Our city also implemented the B-HEARD pilot program, which deploys social workers and EMTs to respond to nonviolent mental health 911 calls, and we have worked with the Sanitation Department to remove illegal encampments throughout the city, many of them extremely dangerous for those living there.

We want all New Yorkers to have access to a safe place to live, and we are working to expand the supply of supportive and low-barrier housing. We are also piloting innovative models to connect people in shelter with the services they need to succeed — including Medicaid Home- and Community-Based Services, which includes mental health care, socialization, and connection to housing.

We will be enrolling appropriate people living in shelter into specialized, Medicaid-managed long-term care plans. This will offer them enhanced services with the goal of stabilizing their medical conditions, increasing connection to health care services, reducing hospitalizations, and increasing access to community housing.

We are adding more Support and Connection Centers and increasing investment in other community support options. And we have launched our CONNECT program, which offers continuous engagement between clinical and community partners. We are also exploring ways to use Medicaid funding to provide services to people in shelter, including those with severe mental illness. There is a huge role for the federal government to play here.

All of these efforts are based on our core conviction that people with severe mental illness deserve care, community, and treatment in the least restrictive setting possible. Some may see the policy shift announced today as a departure from that goal. But let me be clear: When we hospitalize those in crisis, it will be with a sense of mission to help them heal and prepare them for an appropriate community placement.

We can’t just stabilize people for a few days and send them back out into the city. We must build a continuum of care that helps patients transition into step-down programs and eventually into supportive housing.

But nobody should think decades of dysfunction can be changed overnight. The longest journey begins with a single step, and we can’t wait another day to take this one. We must lead with a sense of purpose and conviction, not get lost in a wilderness of bureaucracy and fear. We must train, teach, and empower our city workforce to get help to those who need it — and know that our city supports them in this effort. We must build out a system that will bring people into care, alleviate their pain, keep them from harming themselves or others, and get them treatment and support they need in the long term.

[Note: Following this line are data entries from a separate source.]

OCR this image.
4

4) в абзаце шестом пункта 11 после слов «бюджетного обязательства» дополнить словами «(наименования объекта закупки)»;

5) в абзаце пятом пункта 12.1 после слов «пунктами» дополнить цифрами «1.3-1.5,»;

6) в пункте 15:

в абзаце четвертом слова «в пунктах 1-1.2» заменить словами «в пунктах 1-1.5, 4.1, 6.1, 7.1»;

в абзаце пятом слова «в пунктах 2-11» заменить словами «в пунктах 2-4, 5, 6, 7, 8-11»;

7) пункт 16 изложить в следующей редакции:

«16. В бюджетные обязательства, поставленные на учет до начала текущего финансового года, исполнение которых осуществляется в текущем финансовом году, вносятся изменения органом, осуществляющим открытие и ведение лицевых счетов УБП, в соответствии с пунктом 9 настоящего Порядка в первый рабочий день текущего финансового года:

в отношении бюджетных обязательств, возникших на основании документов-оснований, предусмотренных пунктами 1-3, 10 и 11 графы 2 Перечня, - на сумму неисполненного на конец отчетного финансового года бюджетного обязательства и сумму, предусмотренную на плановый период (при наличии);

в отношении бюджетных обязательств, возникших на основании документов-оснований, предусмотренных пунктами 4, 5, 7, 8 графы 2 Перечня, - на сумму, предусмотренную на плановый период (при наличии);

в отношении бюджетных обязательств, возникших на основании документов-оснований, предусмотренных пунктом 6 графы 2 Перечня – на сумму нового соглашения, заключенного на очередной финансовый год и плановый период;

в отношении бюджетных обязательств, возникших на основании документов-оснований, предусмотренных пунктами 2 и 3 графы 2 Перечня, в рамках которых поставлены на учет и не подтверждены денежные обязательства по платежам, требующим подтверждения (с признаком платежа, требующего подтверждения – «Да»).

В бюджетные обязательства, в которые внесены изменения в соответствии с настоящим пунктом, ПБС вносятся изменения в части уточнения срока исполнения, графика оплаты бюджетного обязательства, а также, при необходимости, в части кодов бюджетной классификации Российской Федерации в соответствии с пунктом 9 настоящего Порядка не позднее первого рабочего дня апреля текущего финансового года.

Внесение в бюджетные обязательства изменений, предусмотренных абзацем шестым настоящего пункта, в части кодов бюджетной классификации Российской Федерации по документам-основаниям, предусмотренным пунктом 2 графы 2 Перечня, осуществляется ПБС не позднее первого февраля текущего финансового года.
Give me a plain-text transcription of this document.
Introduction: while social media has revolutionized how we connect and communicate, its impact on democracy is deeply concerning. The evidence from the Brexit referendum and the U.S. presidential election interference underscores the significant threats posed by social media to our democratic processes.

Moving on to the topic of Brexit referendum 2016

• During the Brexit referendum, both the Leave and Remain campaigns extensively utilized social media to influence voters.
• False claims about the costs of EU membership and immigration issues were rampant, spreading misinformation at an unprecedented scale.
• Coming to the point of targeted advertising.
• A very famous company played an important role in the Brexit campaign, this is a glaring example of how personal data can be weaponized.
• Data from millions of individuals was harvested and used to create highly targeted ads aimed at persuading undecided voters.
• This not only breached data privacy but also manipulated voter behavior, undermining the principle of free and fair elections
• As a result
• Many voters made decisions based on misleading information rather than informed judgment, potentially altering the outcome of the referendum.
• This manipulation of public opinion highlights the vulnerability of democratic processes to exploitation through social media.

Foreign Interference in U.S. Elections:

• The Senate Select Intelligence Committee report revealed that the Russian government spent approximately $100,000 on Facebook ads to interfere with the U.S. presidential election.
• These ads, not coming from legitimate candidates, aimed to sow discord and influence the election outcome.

Those suffering from severe mental illness have more than a right to exist or survive. They have a right to health care, housing, and treatment. A right to dignity and respect. A right to safety and security. And above all, a right to hope. Hope for treatment, community, and healing. Hope that their future will be safe and that their illness can be managed. But that hope starts with a spark of engagement on our part, followed by a strong and supportive program of help and housing.

We owe our brothers and sisters that much. And, in helping them, we will also be protecting the rights of every New Yorker to live, work, thrive, and be safe.